@HousewifeOfHell: The thing that makes me suspicious of hair ties is you have either 25 of them, which show up on every surface of the house and the bottom of your bag, or zero. There is no in between.
@HousewifeOfHell: Do people who talk on their phones while driving know you can use driving as an excuse to avoid talking on the phone?
@HousewifeOfHell: I was really getting my act together--eating right, exercising regularly, looking hot, feeling strong, and doing good work. Then I woke up.
@HousewifeOfHell: I tried bringing sexy back, but it scratched me, scampered away, and hid under a car.
@HousewifeOfHell: The neighbor kid talks a lot of shit for someone who isn't allowed to leave the yard.
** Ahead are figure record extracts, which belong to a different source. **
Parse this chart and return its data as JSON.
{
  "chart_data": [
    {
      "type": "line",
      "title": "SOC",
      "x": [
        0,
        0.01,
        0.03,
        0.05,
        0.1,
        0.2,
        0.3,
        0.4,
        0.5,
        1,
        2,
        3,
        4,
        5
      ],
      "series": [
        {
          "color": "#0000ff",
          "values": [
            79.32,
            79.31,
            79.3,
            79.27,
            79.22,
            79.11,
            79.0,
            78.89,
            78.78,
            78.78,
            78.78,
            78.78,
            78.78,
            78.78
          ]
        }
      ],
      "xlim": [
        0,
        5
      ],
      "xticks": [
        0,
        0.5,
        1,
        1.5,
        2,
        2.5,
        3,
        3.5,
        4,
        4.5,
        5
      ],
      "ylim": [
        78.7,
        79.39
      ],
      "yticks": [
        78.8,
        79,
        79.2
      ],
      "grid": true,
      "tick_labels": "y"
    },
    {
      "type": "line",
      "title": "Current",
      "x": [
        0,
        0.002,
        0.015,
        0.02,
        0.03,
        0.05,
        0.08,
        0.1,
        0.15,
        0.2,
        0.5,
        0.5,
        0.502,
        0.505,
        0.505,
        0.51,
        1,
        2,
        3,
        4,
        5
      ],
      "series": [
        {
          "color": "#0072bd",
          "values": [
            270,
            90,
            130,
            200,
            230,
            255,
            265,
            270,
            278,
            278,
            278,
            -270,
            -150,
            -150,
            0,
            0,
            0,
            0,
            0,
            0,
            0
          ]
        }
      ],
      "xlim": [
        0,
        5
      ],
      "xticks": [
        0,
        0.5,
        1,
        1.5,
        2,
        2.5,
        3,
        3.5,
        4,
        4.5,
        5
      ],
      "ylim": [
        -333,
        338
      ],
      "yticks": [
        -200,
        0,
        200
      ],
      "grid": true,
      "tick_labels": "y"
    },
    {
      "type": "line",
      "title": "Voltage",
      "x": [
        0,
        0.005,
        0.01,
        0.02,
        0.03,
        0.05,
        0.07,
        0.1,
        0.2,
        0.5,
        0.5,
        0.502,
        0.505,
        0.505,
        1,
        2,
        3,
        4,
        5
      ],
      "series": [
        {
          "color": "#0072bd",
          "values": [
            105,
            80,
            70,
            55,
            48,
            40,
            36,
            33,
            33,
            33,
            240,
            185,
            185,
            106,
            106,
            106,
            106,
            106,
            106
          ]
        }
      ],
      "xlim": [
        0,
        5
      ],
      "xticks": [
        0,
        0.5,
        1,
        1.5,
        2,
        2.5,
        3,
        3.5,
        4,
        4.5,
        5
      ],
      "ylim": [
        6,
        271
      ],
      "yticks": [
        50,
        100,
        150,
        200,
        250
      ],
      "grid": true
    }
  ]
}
@HousewifeOfHell: College Math: Your kid lives in a dorm room the size of a matchbox. When she moves home, her belongings fill every inch of an entire house. How is it possible? Calculator allowed. Show your work.
@HousewifeOfHell: I just read that pandas don't have many opportunities for sex, and then don't know how to do it. Finally found my spirit animal.
@HousewifeOfHell: ...and when you saw 3 sets of footprints in the sand, that's when it took the entire Holy Trinity to carry you after all those piña coladas.
@HousewifeOfHell: Sooo romantic. He said I'm a work of art.
Or a piece of work. Something like that.